Second, the larger social and political trial, outside the Court. Even before the trial could begin, the Black Lives Matter (BLM) movement closely followed the case and placed the entire judicial system on trial. Many BLM leaders openly said: it was not Derek Chauvin who was being tried but the entire American system. The BLM also looked at the trial, not only as that of justice for George Floyd but also for the entire African American community. It was seen as a test case of racial equality.
Third, the verdict against Chauvin as a beginning. The jury has given the verdict. The sentence has not been given yet. The Court is expected to give the sentencing; given the three counts on which Chauvin is found guilty, he should receive up to 40 years in prison. However, will he is the question.
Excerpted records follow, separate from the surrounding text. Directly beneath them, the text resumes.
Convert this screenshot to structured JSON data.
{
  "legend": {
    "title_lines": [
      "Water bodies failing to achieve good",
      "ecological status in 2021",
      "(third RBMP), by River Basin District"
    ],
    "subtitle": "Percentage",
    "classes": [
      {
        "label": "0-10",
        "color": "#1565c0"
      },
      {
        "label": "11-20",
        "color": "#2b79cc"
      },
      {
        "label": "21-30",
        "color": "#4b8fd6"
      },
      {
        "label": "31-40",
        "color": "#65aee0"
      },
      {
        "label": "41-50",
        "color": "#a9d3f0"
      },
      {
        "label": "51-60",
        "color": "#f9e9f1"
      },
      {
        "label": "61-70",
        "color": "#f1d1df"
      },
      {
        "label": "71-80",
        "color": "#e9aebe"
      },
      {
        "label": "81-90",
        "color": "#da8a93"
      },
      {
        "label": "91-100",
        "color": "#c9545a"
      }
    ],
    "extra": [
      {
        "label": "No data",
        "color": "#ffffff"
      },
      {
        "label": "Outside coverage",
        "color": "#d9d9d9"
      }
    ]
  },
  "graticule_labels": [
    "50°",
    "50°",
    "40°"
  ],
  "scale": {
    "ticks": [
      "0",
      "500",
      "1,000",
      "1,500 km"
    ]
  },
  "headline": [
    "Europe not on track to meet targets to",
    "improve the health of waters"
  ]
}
A section within the BLM also talks about "one down, three more to go" referring to three other police officers, who were also dismissed along with Chauvin.
First, the fallout of the verdict on American society. According to reports in the media, many parts of the country were getting ready to address the protests across the US if the jury's verdict was otherwise. A report title in the Washington Post ("The Chauvin verdict had cities nationwide braced for unrest. Instead, they got a celebration") would reveal the nature of peace, accountability and justice in terms of racial relations within the US. A section believed that the jury would not find Chauvin guilty because of similar cases earlier. The African American community feels that the system is against them. Is the verdict on Chauvin's case an exception or likely to become a new normal for the US in terms of accountability?
Second, the verdict, on the one hand, should be seen as what Biden called as a "giant step forward in the march toward justice in America." On the other hand, it should also give a fillip to the Black Lives Matter movement, as George Floyd's brother said: "I'm not just fighting for George anymore, I'm fighting for everybody around this world."